There was a time when buying a storage array meant comparing products from one of the big four or five vendors and having to decide whether to go “enterprise” with something like Symmetrix or “mid-range” with CLARiiON. Today our choices are wider than ever and as a part of the IT industry, storage seems to be spawning more startups than any other. Let's take a look at how the storage industry has evolved away from the paradigm of storage area networking and what storage administrators might expect in the coming years.
From the perspective of the customer, there is more choice in storage hardware and software solutions than ever before. We have all-flash, hybrid, scale-out SAN and NAS, object stores, traditional NAS, commodity, open source, and application-aware products. More recently, we’ve also seen the introduction of scale-out backup as a platform and there’s always the option to push data into the public cloud.
Storage requirements include not only rapidly processing increasing volumes of data, but doing something useful with it. Scale-out solutions and object stores provide the capability to do complex analytics while all-flash and some hybrid storage arrays resolve issues around latency that can’t be solved with legacy hard-drive based arrays. Application-aware storage attempts to provide more efficient use of resources, ensuring data is stored on the most appropriate medium at the time it's needed.
The overall effect is that the storage industry is fragmenting into application- and problem- specific technologies, moving away from the legacy “one size fits all” products. Some of the technology that we’ve been reliant on for many years simply doesn’t work at scale and new technologies are being used to plug the gaps.
For example, take RAID, which has been used for protection against failing drives for more than 25 years. At scale (large drives and many drives), RAID becomes less efficient and open to data loss through multiple drive failures. Erasure coding provides a more flexible solution that allows data to be protected redundantly using algorithmically generated redundant fragments, only a set number of which are needed to recreate the original data.
Erasure coding allows geo-protection (dispersal and protection of data over multiple locations) without creating entire replicas of data, but does suffer from some issues in performance, depending on object size. As a result, this new data protection technique can’t simply be slotted into existing hardware and so we see new platforms emerging to meet the needs of dispersed data protection.
Open source and integrated storage
While there's an ever-growing number of storage products and storage vendors to choose from, the storage industry also has gone open source with platforms like Ceph and GlusterFS. Even storage giants like EMC are playing with the open source model, releasing its unsuccessful ViPR platform as CoprHD in the hope that end users will help develop the code base in a way that EMC can’t. It’s perfectly possible that EMC will open source other platforms too, such as ScaleIO, in an attempt generate traction for what is a more complex sale than a typical hardware appliance.

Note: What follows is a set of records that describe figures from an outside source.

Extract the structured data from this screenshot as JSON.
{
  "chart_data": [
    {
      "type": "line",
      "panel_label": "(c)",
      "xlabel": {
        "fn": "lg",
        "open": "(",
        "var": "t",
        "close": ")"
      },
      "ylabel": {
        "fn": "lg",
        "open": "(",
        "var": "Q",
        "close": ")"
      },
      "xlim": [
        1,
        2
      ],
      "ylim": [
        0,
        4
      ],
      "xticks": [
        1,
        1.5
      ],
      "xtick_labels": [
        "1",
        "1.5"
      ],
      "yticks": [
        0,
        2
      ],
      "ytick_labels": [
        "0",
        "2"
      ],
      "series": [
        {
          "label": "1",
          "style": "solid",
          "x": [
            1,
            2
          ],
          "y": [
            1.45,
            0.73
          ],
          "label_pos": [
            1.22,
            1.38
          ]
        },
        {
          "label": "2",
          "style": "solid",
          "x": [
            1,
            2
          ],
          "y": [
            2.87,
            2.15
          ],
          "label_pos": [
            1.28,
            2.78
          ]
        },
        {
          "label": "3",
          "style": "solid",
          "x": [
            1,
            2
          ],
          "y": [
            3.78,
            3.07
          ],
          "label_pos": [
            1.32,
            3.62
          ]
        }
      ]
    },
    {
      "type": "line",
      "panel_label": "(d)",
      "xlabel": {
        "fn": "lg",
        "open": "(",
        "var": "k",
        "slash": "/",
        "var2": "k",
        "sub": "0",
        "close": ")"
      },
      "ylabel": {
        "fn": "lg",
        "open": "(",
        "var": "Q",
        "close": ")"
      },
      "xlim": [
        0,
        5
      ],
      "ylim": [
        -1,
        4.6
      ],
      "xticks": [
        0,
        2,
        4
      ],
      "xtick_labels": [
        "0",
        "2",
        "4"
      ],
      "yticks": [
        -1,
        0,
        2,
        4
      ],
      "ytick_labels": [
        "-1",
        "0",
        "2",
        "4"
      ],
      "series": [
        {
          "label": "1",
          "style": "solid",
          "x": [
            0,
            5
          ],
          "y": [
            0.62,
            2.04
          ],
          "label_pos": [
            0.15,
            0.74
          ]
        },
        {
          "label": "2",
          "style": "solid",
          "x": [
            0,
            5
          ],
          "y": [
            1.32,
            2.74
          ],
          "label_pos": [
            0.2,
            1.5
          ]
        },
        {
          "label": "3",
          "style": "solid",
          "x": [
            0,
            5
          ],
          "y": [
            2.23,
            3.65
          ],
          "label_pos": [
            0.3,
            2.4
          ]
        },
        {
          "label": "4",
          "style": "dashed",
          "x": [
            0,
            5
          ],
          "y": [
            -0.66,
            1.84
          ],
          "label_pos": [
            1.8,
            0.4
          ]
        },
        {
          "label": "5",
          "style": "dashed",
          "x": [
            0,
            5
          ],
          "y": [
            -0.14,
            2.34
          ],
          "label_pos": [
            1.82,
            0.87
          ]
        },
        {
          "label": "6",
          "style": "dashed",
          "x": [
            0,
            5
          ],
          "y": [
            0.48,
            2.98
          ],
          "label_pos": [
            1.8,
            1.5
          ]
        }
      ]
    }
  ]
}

Outside of the pure storage market, the hyperconvergence vendors are gaining market share. These companies, such as including Nutanix, Scale Computing and SimpliVity, offer hardware products that dispense with the need for dedicated storage and all of the management overhead that goes with it. The IT generalist can install and run a hyperconverged solution without needing to be an expert in technologies like Fibre Channel and SAN.
From a software perspective, hyperconverged vendors include VMware (with VSAN), Maxta, and Atlantis Computing. These are more examples of the fragmentation of the storage landscape and the move away from having everything in one place.
There are definitely plenty of choices available today for storing and manipulating data in a wide variety of formats. As the traditional role of the storage administrator --managing hardware -- starts to disappear, the focus will be squarely on the data rather than the hardware platform. The future evolution of the storage industry will be about understanding and managing the content and choosing the software solution to match. Picking the right product certainly won’t get any easier and will be one of the challenging tasks for the next generation of data managers.